The number of cafes here can be counted with only one hand - all you have to do is raise two fingers. And for the one nearest to our hostel - the food is unpalatable. The service was rather lousy - ordered my food at eight and only managed to get it at eight forty (and the fact that they got my order wrong the first time was...rather vexing. My handwriting is readable!) shows how much "dedication" some people have in doing what they're supposed to do.
Planning to start tennis here, although that would mean I'd have to use more money to get me the equipment I need. It really helps to know some seniors are helpful and sporting. One thing that I value here (i.e. different in a positive way from the atmosphere in matric) is that the seniors are rather nice. Smiling is very common, such that one would feel guilty if one were to go against the flow. In a way it resembles life.
The lecturers here, from my first impression (dude, they're all about first impressions here. More on that later) are scary. But I suppose they do know a lot. This we can only find out later - perhaps tomorrow, when my first class would begin. No messing around with them, that's for sure.
This place is all about attitude and first impressions. Firstly, for attitude, it's like it's the only thing that can save someone from failing (should he/she came dangerously close to failing...). The problem with that is attitude itself is very relative (yes, ladies and gentlemen, I now talk about my theory of relativity), and what is black to me may be white to you (or vice versa). Secondly, as for first impressions. I have to say here that I do not believe in it. So you might say that it's happening, so whether I like it or not, I'll have to go with the flow. Guess what, I don't want to. While it's true that I myself may have done so inadvertently, at least I try not to say bad things about it. For the love of all that is holy, I don't appreciate being scolded if I don't have anything to do with the error. It's just too unfair, and not everyone can take it.

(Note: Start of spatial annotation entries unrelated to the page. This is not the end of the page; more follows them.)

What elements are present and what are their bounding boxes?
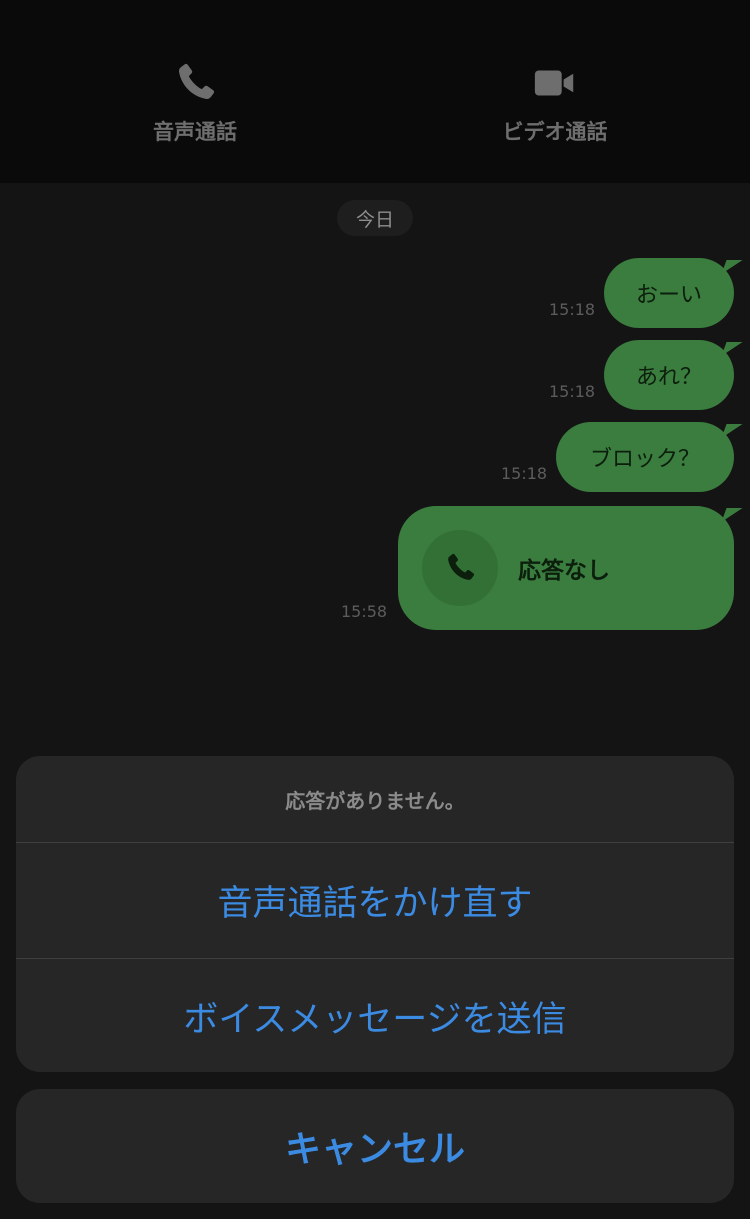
phone-icon (448, 553, 475, 580)
message-text: あれ？ (635, 365, 702, 390)
action-sheet-title: 応答がありません。 (16, 756, 734, 843)
cancel-button[interactable]: キャンセル (16, 1089, 734, 1203)
action-sheet: 応答がありません。 音声通話をかけ直す ボイスメッセージを送信 (16, 756, 734, 1072)
video-call-label: ビデオ通話 (502, 120, 608, 144)
date-separator: 今日 (337, 200, 413, 236)
phone-icon (178, 63, 215, 100)
message-time: 15:18 (501, 464, 548, 483)
message-time: 15:18 (549, 382, 596, 401)
video-camera-icon (534, 70, 574, 96)
voice-call-button[interactable]: 音声通話 (95, 60, 295, 160)
message-text: おーい (635, 283, 702, 308)
message-text: ブロック？ (589, 447, 700, 472)
message-time: 15:58 (341, 602, 388, 621)
redial-voice-call-button[interactable]: 音声通話をかけ直す (16, 843, 734, 958)
video-call-button[interactable]: ビデオ通話 (455, 60, 655, 160)
message-time: 15:18 (549, 300, 596, 319)
call-options-bar: 音声通話 ビデオ通話 (0, 0, 750, 183)
voice-call-label: 音声通話 (153, 120, 237, 144)
message-bubble[interactable]: あれ？ (604, 340, 734, 410)
missed-call-text: 応答なし (518, 558, 610, 584)
send-voice-message-button[interactable]: ボイスメッセージを送信 (16, 958, 734, 1072)
missed-call-bubble[interactable]: 応答なし (398, 506, 734, 630)
call-icon-badge (422, 530, 498, 606)
message-bubble[interactable]: ブロック？ (556, 422, 734, 492)
message-bubble[interactable]: おーい (604, 258, 734, 328)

As for my own state of health, I am, as I predicted, ailing. My throat is so sore, and really, I have to thank God that I didn't croak when I was reading in front of the ustaz (but let's not talk about that for now, lest my negative vibes return). I'll have to wait until noon to go to the clinic since it only opens for one freaking hour, from twelve to one). It's unthinkable, since we're supposed to be overflowing with medical people! And I refuse to talk too much about the ridiculously far distant between the hostel and said clinic!

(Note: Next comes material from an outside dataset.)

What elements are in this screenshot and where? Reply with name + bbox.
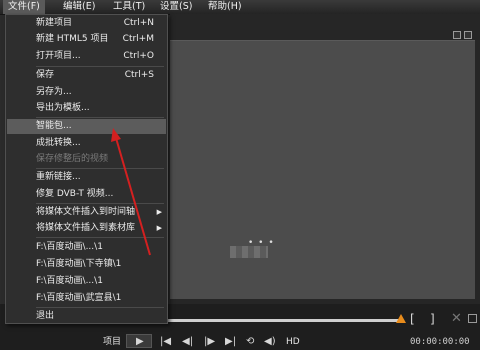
annotation-arrow: [111, 128, 151, 256]
annotation-arrow-head: [111, 128, 121, 142]
annotation-arrow-shaft: [115, 137, 151, 256]
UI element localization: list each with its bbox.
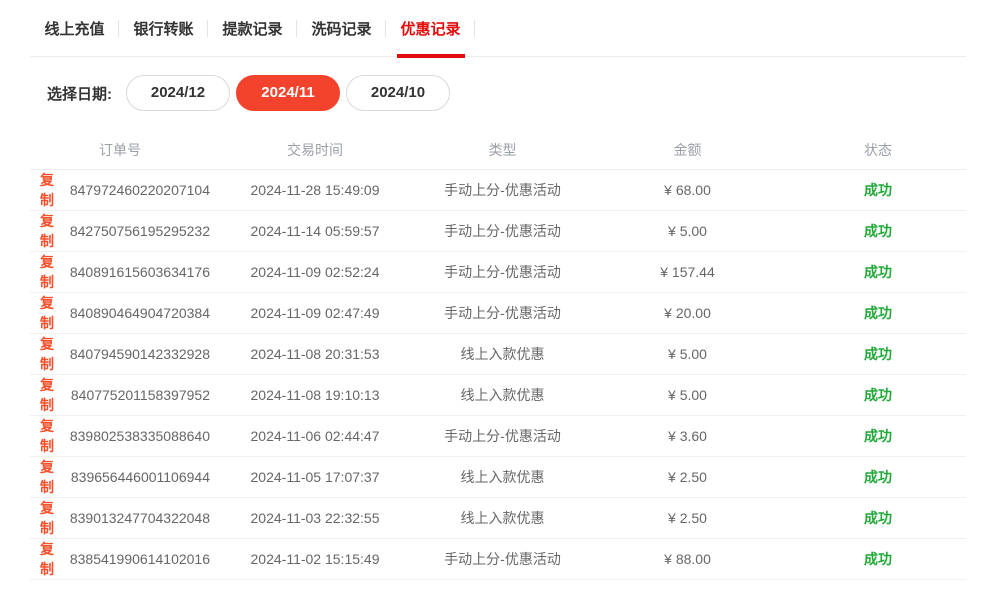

My senior-cum-roommate (whose posting is psychiatry) clerked me a couple of nights ago. Verdict: On and off depression, but with good and normal reasons.

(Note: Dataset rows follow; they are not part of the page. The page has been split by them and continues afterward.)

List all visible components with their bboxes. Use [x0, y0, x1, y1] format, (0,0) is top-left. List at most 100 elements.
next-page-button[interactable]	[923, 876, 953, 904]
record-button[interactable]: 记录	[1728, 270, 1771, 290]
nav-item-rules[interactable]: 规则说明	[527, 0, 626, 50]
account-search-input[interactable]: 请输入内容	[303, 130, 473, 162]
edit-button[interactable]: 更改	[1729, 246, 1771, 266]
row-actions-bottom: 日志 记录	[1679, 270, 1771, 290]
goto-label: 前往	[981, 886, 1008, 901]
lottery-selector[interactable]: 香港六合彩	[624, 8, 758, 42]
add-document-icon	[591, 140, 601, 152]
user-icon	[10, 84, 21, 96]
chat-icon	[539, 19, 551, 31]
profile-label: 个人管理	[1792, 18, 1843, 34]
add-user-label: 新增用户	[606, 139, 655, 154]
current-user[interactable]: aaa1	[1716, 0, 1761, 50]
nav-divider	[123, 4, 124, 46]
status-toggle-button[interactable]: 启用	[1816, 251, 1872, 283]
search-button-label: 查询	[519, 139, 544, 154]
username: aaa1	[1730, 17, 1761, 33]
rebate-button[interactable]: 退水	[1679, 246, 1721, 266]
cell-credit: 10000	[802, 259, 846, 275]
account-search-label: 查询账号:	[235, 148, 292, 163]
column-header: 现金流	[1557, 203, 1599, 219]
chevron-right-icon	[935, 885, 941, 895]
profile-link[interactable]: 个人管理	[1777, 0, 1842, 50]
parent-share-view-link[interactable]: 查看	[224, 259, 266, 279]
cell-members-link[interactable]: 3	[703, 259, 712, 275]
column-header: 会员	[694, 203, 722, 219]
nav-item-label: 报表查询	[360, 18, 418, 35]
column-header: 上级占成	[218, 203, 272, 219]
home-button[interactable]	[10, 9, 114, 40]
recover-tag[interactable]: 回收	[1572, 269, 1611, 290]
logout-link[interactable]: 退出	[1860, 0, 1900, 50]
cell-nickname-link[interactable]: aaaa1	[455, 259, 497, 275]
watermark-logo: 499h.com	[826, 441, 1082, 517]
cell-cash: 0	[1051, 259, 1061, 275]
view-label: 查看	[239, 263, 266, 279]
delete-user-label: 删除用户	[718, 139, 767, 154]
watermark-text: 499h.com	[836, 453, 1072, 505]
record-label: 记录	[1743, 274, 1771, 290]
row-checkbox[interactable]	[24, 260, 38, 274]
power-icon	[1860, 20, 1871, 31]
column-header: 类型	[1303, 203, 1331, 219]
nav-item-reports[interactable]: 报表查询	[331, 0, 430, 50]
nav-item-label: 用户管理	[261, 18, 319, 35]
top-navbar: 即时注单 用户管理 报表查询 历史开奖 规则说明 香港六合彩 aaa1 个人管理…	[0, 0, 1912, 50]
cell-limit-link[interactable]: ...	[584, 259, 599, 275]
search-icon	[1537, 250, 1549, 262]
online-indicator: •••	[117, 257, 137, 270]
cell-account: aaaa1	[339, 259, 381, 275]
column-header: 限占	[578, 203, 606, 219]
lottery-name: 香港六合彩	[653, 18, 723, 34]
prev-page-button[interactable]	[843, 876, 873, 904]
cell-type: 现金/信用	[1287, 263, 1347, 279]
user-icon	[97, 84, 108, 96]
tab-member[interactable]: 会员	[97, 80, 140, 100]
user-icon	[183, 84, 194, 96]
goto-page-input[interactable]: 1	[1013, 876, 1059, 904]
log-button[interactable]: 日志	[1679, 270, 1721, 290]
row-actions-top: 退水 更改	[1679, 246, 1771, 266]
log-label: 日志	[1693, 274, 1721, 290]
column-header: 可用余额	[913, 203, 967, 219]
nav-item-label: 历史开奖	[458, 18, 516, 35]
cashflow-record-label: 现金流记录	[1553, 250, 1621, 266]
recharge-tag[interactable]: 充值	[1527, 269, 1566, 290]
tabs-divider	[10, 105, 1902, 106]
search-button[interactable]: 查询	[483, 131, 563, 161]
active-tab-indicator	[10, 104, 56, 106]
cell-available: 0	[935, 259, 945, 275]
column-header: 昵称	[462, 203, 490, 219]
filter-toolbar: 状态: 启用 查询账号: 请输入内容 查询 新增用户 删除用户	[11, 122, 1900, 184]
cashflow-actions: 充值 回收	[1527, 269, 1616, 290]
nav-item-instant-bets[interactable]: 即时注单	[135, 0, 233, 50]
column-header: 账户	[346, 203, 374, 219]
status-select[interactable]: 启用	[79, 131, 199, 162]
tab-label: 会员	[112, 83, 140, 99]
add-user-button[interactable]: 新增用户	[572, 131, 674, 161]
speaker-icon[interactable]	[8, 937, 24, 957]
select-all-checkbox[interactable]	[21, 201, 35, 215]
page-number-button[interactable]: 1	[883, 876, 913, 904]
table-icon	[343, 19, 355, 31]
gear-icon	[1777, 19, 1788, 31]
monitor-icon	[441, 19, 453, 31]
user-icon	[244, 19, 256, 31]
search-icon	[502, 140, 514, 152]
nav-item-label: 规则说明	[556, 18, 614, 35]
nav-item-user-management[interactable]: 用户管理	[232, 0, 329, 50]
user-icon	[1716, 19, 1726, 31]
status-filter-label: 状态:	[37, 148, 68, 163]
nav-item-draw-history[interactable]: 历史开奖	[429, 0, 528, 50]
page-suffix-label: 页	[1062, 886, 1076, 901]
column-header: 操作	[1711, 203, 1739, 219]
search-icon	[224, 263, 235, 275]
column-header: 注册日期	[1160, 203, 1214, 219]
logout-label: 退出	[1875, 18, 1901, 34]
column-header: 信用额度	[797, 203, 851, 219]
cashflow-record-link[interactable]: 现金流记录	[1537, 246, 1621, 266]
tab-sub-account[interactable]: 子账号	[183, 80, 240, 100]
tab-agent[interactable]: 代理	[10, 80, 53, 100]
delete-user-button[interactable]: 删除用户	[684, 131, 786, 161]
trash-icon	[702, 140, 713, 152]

Orientation week was hell. It was like we got labelled as the troublesome batch from the very beginning, and it's all because of the "selected" group of people. Then again, maybe it's not entirely their fault - the schedule itself was very absurd. It's like they expect us to do everything in record time. Like, hello? We have something called "lack of energy"! We can't afford to run around at their beck and call. Utterly unreasonable.
I got my text books yesterday (four of them, thick like mad). The one on physiology was so thick (hard cover!) that my arm hurts (another attack of cramps! The first one was last week, where both my legs suffered...). Also, maybe my cramped arm has something to do with the fact that I played badminton yesterday - without warming up. The mystery here is that why was it that I didn't get cramps when I tried my hand at badminton the day earlier?
On the side note, I'm typing this in an eMac in campus. It's a relief to know that dearest Avicenna is not alone in this part of the world!